Following her execution, Rose was likely buried in the potter’s field, so close to the community and freedom she never got in life. Her execution is the only one on record as having taken place in the potter’s field, and it was only a few years later in 1825 that the field was permanently closed. In 1827, just 9 years after Rose’s execution, slavery in New York came to a definitive end—the same year Washington Square opened as a Park. So next time you head to WSP, take a minute to remember those who have come before, and the very different lives so many lived.

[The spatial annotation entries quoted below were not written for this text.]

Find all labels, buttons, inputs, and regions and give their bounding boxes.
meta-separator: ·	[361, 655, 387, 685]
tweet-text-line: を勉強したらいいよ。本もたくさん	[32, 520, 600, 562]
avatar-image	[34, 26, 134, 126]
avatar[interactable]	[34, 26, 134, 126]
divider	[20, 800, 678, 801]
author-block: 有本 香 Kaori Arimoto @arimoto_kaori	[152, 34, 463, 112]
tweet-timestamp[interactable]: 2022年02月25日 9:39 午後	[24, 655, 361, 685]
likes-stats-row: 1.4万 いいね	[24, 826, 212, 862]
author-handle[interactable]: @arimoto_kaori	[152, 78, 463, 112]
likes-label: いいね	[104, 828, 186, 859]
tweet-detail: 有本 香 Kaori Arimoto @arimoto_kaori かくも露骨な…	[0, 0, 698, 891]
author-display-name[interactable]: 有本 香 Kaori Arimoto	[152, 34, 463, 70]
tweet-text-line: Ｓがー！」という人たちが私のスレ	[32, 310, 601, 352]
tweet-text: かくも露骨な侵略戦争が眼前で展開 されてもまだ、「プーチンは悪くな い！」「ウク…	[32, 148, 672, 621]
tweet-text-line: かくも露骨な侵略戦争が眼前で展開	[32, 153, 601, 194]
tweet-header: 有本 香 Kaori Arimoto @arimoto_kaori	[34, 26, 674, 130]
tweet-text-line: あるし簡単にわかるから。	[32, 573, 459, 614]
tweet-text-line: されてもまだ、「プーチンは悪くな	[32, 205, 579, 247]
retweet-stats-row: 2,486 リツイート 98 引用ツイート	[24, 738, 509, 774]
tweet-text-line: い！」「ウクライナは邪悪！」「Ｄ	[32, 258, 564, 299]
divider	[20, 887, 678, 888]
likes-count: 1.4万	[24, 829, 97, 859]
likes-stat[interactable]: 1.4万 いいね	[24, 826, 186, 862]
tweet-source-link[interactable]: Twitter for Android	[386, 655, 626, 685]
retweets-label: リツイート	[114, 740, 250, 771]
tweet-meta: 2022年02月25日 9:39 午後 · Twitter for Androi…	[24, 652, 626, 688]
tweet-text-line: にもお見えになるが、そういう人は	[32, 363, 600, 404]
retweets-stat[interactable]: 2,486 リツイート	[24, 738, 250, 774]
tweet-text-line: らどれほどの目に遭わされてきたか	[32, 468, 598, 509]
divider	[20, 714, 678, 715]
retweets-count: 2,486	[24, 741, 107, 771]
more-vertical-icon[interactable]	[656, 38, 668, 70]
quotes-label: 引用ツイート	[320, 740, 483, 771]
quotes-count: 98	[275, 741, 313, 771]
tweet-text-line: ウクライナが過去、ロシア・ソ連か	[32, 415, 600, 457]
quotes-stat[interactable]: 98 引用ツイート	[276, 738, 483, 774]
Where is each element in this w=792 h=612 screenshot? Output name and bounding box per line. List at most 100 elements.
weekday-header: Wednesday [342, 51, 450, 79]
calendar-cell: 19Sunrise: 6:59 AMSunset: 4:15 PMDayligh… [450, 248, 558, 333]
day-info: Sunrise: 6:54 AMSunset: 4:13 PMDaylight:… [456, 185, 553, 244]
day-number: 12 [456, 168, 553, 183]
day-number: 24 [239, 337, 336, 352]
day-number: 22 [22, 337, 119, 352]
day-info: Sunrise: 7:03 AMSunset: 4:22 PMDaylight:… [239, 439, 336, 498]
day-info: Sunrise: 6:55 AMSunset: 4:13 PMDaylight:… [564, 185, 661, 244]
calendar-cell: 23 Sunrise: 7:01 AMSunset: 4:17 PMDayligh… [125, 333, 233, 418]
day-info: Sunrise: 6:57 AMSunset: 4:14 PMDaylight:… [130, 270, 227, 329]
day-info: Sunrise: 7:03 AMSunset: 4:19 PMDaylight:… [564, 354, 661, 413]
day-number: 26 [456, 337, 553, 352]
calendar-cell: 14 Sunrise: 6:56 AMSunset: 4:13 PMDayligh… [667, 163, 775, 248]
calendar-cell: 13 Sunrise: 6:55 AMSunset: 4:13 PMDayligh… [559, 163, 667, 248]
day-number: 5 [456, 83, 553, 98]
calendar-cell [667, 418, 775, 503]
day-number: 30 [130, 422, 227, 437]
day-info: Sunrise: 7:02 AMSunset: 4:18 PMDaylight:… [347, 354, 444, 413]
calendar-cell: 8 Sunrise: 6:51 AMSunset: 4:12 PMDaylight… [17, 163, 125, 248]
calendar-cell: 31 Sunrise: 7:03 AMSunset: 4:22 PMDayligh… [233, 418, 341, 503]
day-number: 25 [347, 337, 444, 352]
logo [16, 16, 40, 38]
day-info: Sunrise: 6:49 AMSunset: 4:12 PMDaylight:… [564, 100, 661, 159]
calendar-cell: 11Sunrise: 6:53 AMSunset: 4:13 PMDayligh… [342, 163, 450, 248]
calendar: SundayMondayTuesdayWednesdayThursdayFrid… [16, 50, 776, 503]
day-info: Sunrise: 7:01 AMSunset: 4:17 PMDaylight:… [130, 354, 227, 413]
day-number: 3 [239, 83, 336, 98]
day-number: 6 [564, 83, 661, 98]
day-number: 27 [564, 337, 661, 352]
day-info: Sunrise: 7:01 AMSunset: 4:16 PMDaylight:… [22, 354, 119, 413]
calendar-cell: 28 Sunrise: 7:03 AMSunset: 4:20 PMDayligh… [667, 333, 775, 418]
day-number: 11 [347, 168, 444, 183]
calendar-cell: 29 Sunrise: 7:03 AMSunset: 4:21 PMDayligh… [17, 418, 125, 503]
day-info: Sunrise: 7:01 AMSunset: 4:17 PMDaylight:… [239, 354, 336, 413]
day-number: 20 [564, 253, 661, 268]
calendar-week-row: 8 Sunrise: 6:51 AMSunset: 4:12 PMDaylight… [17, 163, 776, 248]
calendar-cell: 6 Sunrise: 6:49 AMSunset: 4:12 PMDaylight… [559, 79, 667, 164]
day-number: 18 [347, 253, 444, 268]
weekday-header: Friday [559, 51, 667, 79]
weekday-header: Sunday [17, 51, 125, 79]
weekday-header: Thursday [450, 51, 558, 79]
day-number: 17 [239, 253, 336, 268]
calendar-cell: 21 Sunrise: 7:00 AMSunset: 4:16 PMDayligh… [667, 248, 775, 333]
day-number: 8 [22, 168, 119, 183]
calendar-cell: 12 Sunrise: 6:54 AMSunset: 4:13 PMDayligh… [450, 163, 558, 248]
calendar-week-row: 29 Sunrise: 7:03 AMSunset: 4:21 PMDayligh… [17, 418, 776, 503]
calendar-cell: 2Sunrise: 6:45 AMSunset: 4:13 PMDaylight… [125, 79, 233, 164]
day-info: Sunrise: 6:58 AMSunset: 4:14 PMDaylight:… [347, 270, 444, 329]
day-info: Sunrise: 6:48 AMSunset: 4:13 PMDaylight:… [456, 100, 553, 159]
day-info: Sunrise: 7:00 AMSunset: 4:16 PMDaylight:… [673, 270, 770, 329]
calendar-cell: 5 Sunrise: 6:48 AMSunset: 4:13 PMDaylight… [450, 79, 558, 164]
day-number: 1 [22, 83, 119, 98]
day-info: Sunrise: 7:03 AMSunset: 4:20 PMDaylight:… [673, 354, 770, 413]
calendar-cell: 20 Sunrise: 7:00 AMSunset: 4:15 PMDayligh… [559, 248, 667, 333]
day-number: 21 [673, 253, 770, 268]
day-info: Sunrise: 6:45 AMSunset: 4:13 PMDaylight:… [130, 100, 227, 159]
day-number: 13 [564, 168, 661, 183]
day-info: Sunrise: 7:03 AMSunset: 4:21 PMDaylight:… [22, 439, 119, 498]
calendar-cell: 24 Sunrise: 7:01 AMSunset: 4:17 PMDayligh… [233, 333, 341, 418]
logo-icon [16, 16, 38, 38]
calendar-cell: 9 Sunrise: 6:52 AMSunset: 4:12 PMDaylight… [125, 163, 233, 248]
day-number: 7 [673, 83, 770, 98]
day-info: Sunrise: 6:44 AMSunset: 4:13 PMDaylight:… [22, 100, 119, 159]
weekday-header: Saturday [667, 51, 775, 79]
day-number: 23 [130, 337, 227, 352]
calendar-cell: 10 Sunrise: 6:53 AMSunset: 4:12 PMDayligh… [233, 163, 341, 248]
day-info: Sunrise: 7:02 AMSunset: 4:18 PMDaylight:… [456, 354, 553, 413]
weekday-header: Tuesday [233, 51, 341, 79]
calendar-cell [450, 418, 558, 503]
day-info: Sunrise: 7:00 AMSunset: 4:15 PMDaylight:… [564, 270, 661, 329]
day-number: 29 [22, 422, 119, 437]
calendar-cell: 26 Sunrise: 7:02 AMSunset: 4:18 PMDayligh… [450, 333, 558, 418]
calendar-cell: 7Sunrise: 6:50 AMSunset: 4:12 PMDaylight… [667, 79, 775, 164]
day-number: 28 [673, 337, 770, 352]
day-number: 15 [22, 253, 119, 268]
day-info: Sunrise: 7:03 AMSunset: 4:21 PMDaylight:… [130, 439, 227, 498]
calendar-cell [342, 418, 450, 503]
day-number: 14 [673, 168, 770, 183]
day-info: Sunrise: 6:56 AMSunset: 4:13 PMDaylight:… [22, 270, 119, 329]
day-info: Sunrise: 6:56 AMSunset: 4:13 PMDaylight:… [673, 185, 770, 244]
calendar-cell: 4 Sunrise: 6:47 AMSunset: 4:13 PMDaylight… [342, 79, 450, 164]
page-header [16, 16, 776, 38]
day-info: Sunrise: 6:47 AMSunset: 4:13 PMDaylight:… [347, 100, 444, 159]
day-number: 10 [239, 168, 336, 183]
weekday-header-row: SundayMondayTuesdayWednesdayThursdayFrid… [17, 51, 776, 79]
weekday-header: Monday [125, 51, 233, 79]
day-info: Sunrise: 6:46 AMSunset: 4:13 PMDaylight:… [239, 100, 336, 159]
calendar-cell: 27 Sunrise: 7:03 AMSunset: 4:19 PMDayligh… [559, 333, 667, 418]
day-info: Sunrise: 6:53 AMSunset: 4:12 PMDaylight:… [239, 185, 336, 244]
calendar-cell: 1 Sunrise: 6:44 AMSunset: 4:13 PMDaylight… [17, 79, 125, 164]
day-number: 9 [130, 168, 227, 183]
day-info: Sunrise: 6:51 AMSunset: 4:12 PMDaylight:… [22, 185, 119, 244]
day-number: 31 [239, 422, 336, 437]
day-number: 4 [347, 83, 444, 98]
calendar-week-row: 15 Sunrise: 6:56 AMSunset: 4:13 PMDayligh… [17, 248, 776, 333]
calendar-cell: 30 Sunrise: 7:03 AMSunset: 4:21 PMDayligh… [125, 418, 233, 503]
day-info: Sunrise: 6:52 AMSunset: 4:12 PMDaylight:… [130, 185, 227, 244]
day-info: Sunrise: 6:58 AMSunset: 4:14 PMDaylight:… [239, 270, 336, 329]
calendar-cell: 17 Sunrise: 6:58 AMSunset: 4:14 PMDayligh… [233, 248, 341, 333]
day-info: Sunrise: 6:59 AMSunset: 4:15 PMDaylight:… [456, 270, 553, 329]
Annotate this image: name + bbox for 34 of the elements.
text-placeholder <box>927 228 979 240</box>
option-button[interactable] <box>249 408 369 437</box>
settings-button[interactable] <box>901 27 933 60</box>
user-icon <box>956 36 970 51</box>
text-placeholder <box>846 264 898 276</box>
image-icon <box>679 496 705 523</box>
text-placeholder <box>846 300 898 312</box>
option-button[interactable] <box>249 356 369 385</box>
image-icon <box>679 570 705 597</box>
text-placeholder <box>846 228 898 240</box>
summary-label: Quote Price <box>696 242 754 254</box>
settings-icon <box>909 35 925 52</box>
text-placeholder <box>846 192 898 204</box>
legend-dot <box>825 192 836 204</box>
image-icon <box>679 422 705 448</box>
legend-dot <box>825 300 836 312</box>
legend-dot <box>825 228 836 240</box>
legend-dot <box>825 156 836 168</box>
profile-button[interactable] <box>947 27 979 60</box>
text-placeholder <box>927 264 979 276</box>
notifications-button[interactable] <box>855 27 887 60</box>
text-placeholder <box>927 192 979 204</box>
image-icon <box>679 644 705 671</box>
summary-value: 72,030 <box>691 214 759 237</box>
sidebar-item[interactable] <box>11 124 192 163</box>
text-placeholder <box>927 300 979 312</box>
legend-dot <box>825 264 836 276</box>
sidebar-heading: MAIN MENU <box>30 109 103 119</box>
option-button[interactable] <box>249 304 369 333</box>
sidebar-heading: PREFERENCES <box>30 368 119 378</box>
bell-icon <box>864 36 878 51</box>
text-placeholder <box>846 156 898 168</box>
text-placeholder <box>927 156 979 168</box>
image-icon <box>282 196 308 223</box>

To learn more about Rose Butler, click here.
Little Africa
By the mid 1800’s, African-American people from a variety of backgrounds flocked to an ever-developing Greenwich Village. It was a time when urban development was pushing the city further north into formerly more rural areas — like the neighborhood around modern-day Washington Square Park. This created a shift in geographical and social boundaries, and allowed for the development of neighborhoods like “Little Africa,” a rapidly growing free black neighborhood that grew in what had once been farmland tended by half-freed slaves, and is now called Minetta Street. With schools, apartment buildings, and entertainment, Little Africa was a bustling hub of black culture just south of the potter’s field that would one day be Washington Square Park.
To learn more about Little Africa and other black history around the neighborhood, click here.
Countless African-American people have spent time in and around the land that we now call Washington Square Park. Some of them were free, some of them were enslaved, and some of them fell in a hazy middle ground that still used and abused African-American people in this city. While their stories may not be part of the usual Juneteenth narrative, we hope that when you spend time in Washington Square Park this weekend you’ll take a moment to think about the black history that surrounds you.